The “Oosode” (large Sode) were an integral part of the “Oyoroi” (great armor), which evolved from the “Tanko” (short armor) during the Nara to early Heian period. The Ooyoroi, used primarily in mounted archery battles, was heavily built to prevent arrows from penetrating. The Oosode, large Sode, were added to this armor to deflect arrow attacks. They were made of small plates (Kozane 小札), similar to the Sode of the Tanko, and were tied to the shoulder without adhesive, allowing them to be used as shields.

The Osode are not attached to other parts. Therefore, they can be easily positioned as shields by twisting the shoulders,  to deflect enemy blades or arrows when necessary. In some cases, they were worn on one side only.

広袖 Hiro sode and 壺袖 Tsubo sode

The “Hirosoode” (wide Sode) and “Tsubosode” (pot Sode) were developed for more agile movement. The Hirosoode emerged from the Nanbokucho to the early Muromachi period due to changes in battle tactics. The Tsubosode, smaller and tighter around the arm, came into use in the Muromachi period.

当世袖 Tosei Sode

The “Tosei Gusoku” (modern armor) introduced in the late Muromachi period brought a significant change to the armor. The Sode of the Tosei Gusoku, known as “Tosei Sode”, were more refined and came in a variety of materials and colors. They were curved to fit the shape of the upper arm and were attached to the shoulder with a claw-like fixture, making movements like walking and running easier.

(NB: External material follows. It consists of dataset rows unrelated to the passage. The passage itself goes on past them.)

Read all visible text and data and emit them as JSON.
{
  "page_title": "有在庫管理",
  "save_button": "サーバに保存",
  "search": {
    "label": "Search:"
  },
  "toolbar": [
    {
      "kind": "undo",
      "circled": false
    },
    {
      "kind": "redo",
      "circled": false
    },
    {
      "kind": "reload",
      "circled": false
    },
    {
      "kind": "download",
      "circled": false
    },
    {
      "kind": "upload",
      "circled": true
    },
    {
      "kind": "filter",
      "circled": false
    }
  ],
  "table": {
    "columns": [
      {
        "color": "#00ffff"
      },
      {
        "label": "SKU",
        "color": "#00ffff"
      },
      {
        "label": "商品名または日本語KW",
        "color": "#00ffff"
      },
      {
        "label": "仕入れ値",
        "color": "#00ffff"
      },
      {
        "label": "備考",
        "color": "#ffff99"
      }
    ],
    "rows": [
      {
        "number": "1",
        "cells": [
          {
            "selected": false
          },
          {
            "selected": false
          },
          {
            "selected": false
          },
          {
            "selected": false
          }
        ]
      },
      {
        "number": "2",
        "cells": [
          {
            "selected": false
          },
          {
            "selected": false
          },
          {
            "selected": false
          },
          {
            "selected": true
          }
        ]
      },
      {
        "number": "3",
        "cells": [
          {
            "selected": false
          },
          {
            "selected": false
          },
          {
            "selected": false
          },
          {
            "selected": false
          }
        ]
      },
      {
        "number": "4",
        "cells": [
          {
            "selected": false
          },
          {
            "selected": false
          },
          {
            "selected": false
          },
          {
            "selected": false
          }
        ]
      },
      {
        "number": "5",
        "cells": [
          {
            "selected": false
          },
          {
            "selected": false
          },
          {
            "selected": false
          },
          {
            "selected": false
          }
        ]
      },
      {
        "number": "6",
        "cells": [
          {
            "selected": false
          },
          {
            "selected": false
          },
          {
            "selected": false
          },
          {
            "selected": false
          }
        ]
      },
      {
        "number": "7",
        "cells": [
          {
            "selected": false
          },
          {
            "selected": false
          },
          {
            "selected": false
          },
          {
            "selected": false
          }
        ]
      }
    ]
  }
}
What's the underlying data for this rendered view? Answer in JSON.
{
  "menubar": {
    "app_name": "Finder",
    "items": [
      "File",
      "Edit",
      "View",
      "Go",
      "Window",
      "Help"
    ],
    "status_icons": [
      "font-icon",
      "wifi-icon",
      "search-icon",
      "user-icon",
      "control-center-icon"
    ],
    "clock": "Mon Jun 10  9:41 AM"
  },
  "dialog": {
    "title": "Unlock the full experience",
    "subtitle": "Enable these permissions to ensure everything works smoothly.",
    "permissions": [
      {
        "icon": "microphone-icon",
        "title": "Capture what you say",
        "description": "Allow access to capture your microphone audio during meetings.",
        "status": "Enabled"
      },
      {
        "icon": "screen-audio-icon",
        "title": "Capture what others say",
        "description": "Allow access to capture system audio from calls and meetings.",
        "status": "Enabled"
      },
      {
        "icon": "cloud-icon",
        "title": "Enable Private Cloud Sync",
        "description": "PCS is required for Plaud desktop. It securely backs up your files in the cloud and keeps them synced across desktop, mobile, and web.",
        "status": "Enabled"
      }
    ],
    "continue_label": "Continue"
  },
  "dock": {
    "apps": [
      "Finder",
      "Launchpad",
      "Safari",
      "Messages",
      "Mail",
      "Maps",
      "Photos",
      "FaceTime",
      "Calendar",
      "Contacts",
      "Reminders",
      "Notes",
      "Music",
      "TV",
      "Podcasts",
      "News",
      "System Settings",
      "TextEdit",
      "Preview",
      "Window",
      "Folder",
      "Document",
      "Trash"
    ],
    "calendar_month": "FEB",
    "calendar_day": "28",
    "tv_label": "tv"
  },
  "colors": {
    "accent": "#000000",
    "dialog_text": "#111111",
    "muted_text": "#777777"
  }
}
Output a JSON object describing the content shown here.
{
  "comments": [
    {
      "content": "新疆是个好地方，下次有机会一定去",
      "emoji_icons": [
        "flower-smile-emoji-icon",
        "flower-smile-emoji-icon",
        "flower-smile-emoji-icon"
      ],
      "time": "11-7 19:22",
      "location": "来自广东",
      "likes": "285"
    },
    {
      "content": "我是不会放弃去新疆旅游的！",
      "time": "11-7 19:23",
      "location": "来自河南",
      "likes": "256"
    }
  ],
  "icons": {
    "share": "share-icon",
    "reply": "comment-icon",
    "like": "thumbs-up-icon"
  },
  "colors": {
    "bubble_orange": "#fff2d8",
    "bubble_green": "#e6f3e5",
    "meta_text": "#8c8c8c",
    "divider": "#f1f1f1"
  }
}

Lower ranking samurai and their Sode

In scroll paintings depicting samurai, you often see warriors mounted on splendid horses, clad in luxurious Oyoroi. However, only high-ranking samurai could afford such armor. Serving under these high-ranking samurai were the lower-ranking samurai, often referred to as Ashigaru (foot soldiers). They wear whatever their daimyo provided, or they did their best to get a functional armor. 

Making an armor is expensive, so for lower ranking samurai, often times their armor did not come with parts like Sode, kabuto, kusazuri, kote, and suneate, as the Oyoroi did. They typically wore mass-produced and inexpensive Haramaki (belly wrap armor), Do-maru (round armor), or Hara-ate (belly guards), or something similar to a headband called Hitai-ate. It’s said that they often went into battle almost barefoot.

In the late Muromachi period, during the Sengoku era when group warfare became prevalent, lower-ranking samurai began to play a more crucial role in battles. They were “half-farmer, half-soldier,” ordinary peasants who were conscripted as soldiers in times of war. Therefore, they generally did not prepare their own armor; instead, the Daimyo (feudal lord) who ruled the land provided it.

This was called “Okashi Gusoku,御貸具足” a simple, mass-produced set of armor that included a Do, Sode, Kote, Suneate, and a war hat (Jingasa). The Daimyo’s family crest was applied to the front and back of the body and Jingasa, which was crucial for instantly identifying affiliation when moving in groups.